Copy-and-patch compilation is a simple compiler technique intended for just-in-time compilation that uses pattern matching to match pre-generated templates to parts of an abstract syntax tree or bytecode stream, and emit corresponding pre-written machine code fragments that are then patched to insert memory addresses, register addresses, constants and other parameters to produce executable code. Code not matched by templates can be either be interpreted in the normal way, or code created to directly call interpreter code.
While copy-and-patch is a "quick-and-dirty" approach to compilation that is orders of magnitude faster than more rigorous techniques, it often yields code that can in many cases approach the performance of unoptimized code produced by those techniques.

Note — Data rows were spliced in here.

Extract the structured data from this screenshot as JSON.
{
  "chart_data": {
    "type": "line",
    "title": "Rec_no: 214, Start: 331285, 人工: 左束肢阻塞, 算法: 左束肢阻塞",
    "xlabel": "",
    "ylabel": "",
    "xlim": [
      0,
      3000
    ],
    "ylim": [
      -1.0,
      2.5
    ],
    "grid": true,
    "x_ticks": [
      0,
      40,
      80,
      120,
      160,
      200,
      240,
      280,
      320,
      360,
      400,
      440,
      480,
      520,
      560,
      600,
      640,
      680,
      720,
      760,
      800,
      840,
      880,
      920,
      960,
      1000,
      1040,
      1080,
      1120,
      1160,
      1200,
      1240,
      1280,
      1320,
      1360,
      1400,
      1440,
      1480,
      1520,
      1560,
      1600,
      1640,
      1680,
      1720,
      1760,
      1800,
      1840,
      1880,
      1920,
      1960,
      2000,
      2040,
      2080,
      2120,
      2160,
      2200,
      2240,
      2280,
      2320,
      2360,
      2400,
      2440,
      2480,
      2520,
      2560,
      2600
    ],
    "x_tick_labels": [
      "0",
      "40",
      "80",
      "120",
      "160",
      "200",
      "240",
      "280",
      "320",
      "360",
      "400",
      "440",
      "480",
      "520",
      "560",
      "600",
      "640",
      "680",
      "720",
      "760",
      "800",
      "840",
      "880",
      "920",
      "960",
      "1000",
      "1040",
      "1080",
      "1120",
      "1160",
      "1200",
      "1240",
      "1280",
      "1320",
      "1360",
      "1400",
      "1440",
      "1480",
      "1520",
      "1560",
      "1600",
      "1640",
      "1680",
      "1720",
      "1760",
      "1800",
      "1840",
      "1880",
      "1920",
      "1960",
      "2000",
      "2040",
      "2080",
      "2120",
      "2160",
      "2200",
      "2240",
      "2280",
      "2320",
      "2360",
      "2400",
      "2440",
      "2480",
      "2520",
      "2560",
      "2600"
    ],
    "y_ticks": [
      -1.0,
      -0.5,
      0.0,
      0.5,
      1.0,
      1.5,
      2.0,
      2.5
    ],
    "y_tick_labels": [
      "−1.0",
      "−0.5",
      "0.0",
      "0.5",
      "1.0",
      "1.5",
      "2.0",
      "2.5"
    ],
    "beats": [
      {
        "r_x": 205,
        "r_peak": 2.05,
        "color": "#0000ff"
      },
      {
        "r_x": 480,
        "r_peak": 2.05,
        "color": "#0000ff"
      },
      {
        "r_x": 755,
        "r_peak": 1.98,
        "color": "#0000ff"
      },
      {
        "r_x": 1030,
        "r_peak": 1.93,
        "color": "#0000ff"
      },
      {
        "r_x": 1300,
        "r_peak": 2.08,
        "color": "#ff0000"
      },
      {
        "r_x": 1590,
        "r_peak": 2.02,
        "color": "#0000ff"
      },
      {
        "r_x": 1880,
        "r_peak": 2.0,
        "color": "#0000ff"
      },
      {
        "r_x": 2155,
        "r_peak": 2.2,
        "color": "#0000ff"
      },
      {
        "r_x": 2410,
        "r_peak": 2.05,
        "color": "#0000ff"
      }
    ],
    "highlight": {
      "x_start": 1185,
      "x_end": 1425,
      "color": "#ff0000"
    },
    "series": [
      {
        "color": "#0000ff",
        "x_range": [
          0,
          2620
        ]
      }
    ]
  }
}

Copy-and-patch was first described by Fredrik Kjolstad and Haoran Xu in a 2021 paper.[1] A bytecode-based copy-and-patch implementation is used for the Python 3.13 JIT compiler.[2][3]
As of 2023, Xu was working on an implementation that generates templates automatically, based on high-level language descriptions of the interpreter primitives.[4]
References
- ↑ Xu, Haoran; Kjolstad, Fredrik (2021-10-15). "Copy-and-patch compilation: a fast compilation algorithm for high-level languages and bytecode". Proceedings of the ACM on Programming Languages. 5 (OOPSLA): 136:1–136:30. arXiv:2011.13127. doi:10.1145/3485513.
- ↑ "Python 3.13 gets a JIT". tonybaloney.github.io. Retrieved 2024-01-09.
- ↑ "GH-113464: A copy-and-patch JIT compiler by brandtbucher · Pull Request #113465 · python/cpython". GitHub. Retrieved 2024-01-09.
- ↑ Xu, Haoran (2023-05-12). "Building a baseline JIT for Lua automatically". sillycross.github.io. Retrieved 2024-01-11.